Thursday, September 9, 2010

Lessons from Locke.

    This report was published in Newsweek at August 2008, and was written by Donna Foote, former Newsweek correspondent, author  of ¨Relentless Pursuit, a year in the trenches with Teach for America¨,    published by Knop in April 2008. This is a summary and the title is above.

     TFA is not only the postgrad destinations of choice for many of America`s top college seniors, it`s also a magnet for reform-minded  philanthropists. Despite a battered economy, TFA is on target to raise $110 million in 2008, a 40% hike over the previous year. The number of applicants has spiked to a record high, now 25,000 college senior compete for the privilege of taking one of the toughest jobs on earth.
    This summer 3,700 corps members who were carefully culled for their  leadership skills, underwent an intensive five-week crash course in teaching.

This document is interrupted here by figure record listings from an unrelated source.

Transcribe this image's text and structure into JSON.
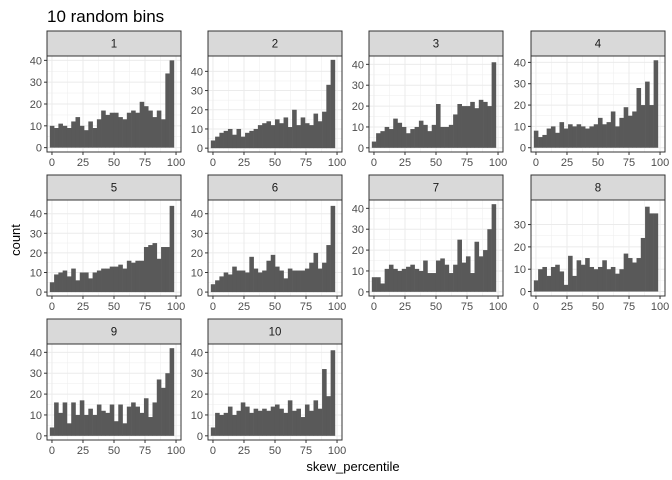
{
  "chart_data": {
    "type": "bar",
    "title": "10 random bins",
    "xlabel": "skew_percentile",
    "ylabel": "count",
    "xlim": [
      -4,
      104
    ],
    "x_ticks": [
      0,
      25,
      50,
      75,
      100
    ],
    "bins_x": [
      0,
      3.45,
      6.9,
      10.34,
      13.79,
      17.24,
      20.69,
      24.14,
      27.59,
      31.03,
      34.48,
      37.93,
      41.38,
      44.83,
      48.28,
      51.72,
      55.17,
      58.62,
      62.07,
      65.52,
      68.97,
      72.41,
      75.86,
      79.31,
      82.76,
      86.21,
      89.66,
      93.1,
      96.55,
      100
    ],
    "grid": true,
    "legend": "none",
    "bar_color": "#595959",
    "panels": [
      {
        "label": "1",
        "ylim": [
          -2,
          42
        ],
        "y_ticks": [
          0,
          10,
          20,
          30,
          40
        ],
        "values": [
          10,
          9,
          11,
          10,
          9,
          12,
          14,
          10,
          8,
          12,
          9,
          13,
          17,
          15,
          16,
          16,
          14,
          13,
          16,
          17,
          16,
          21,
          19,
          17,
          14,
          17,
          13,
          34,
          40
        ]
      },
      {
        "label": "2",
        "ylim": [
          -2,
          48
        ],
        "y_ticks": [
          0,
          10,
          20,
          30,
          40
        ],
        "values": [
          4,
          6,
          8,
          9,
          10,
          7,
          10,
          6,
          8,
          9,
          10,
          12,
          13,
          14,
          12,
          15,
          13,
          16,
          11,
          20,
          12,
          16,
          13,
          12,
          18,
          14,
          19,
          33,
          46
        ]
      },
      {
        "label": "3",
        "ylim": [
          -2,
          44
        ],
        "y_ticks": [
          0,
          10,
          20,
          30,
          40
        ],
        "values": [
          3,
          7,
          8,
          10,
          9,
          14,
          12,
          10,
          7,
          9,
          10,
          13,
          11,
          8,
          11,
          21,
          10,
          10,
          11,
          16,
          21,
          20,
          20,
          22,
          19,
          23,
          22,
          20,
          41
        ]
      },
      {
        "label": "4",
        "ylim": [
          -2,
          43
        ],
        "y_ticks": [
          0,
          10,
          20,
          30,
          40
        ],
        "values": [
          8,
          5,
          6,
          9,
          10,
          7,
          12,
          9,
          11,
          10,
          11,
          10,
          9,
          10,
          11,
          14,
          11,
          12,
          17,
          10,
          14,
          19,
          15,
          17,
          28,
          20,
          31,
          20,
          41
        ]
      },
      {
        "label": "5",
        "ylim": [
          -2,
          47
        ],
        "y_ticks": [
          0,
          10,
          20,
          30,
          40
        ],
        "values": [
          5,
          9,
          10,
          11,
          8,
          12,
          6,
          10,
          10,
          7,
          10,
          11,
          12,
          12,
          13,
          13,
          14,
          12,
          16,
          15,
          16,
          16,
          23,
          24,
          25,
          17,
          23,
          23,
          44
        ]
      },
      {
        "label": "6",
        "ylim": [
          -2,
          47
        ],
        "y_ticks": [
          0,
          10,
          20,
          30,
          40
        ],
        "values": [
          4,
          6,
          8,
          10,
          9,
          13,
          11,
          11,
          10,
          18,
          12,
          10,
          11,
          16,
          19,
          13,
          11,
          7,
          12,
          11,
          11,
          11,
          12,
          15,
          20,
          12,
          15,
          24,
          44
        ]
      },
      {
        "label": "7",
        "ylim": [
          -2,
          44
        ],
        "y_ticks": [
          0,
          10,
          20,
          30,
          40
        ],
        "values": [
          7,
          7,
          4,
          11,
          13,
          11,
          10,
          11,
          12,
          13,
          11,
          10,
          15,
          9,
          9,
          15,
          16,
          13,
          9,
          13,
          25,
          14,
          17,
          9,
          24,
          17,
          20,
          30,
          42
        ]
      },
      {
        "label": "8",
        "ylim": [
          -2,
          41
        ],
        "y_ticks": [
          0,
          10,
          20,
          30
        ],
        "values": [
          5,
          10,
          11,
          7,
          11,
          12,
          9,
          3,
          16,
          7,
          14,
          12,
          15,
          11,
          10,
          11,
          14,
          10,
          11,
          8,
          10,
          17,
          15,
          13,
          15,
          24,
          38,
          35,
          35
        ]
      },
      {
        "label": "9",
        "ylim": [
          -2,
          44
        ],
        "y_ticks": [
          0,
          10,
          20,
          30,
          40
        ],
        "values": [
          4,
          16,
          11,
          16,
          6,
          16,
          10,
          17,
          10,
          13,
          10,
          15,
          12,
          11,
          15,
          7,
          15,
          6,
          14,
          16,
          14,
          11,
          18,
          9,
          16,
          27,
          23,
          30,
          42
        ]
      },
      {
        "label": "10",
        "ylim": [
          -2,
          44
        ],
        "y_ticks": [
          0,
          10,
          20,
          30,
          40
        ],
        "values": [
          4,
          11,
          10,
          11,
          14,
          10,
          12,
          16,
          14,
          11,
          13,
          12,
          13,
          12,
          14,
          15,
          13,
          11,
          17,
          12,
          13,
          9,
          15,
          12,
          17,
          13,
          32,
          19,
          41
        ]
      }
    ]
  }
}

In a few weeks, they will begin their two-year classroom commitments. They will be assigned to school like Locke high school in Watts, LA, where I spent my year as an embed. At Locke, a school  hemmed  in by competing gangs, 2% of ninth graders  are proficient in algebra, 11% read at grade level. Too many can`t read at all. I learned that when a friend  asked   me to visit the school  months earlier. As I sat in her classroom , she enunciated  the word ¨cat¨. Her embarrassed ninth graders reluctantly repeated the exercise. It was excruciating to watch. When I realized that Locke would be a training site  for TFA, I wondered: What could be learned about how we educate our most impoverished students. Lessons emerged on a daily basis. Some of the most important: The American  system of education  is broken. America has been wrestling with the problem of declining student achievement ever since 1983, when  the government issued the report ¨A nation at risk¨,  which warned  of a rising tide of mediocrity, that threatened our country`s future. Twenty-five years on, the tide is in. At Locke, 1,000 ninth graders were enrolled in 2001, only 30  were eligible to apply to a California state campus. The impact an uneducated populace has on the integrity of the country`s social fabric and the health of the economy can not be underestimated.
     We have not effective system to attract, train, retain and promote high-caliber candidates for our schools. Today`s teachers score in the lowest quartile of college grads. But the truth is, up to half of all the country`s teachers bail within five years. Low pay, low status, low satisfaction undoubtelly drive many out. The transformation of teaching into a financially  rewarding profession  with high standards of admission and accountability, would go a long way toward establishing staff stability.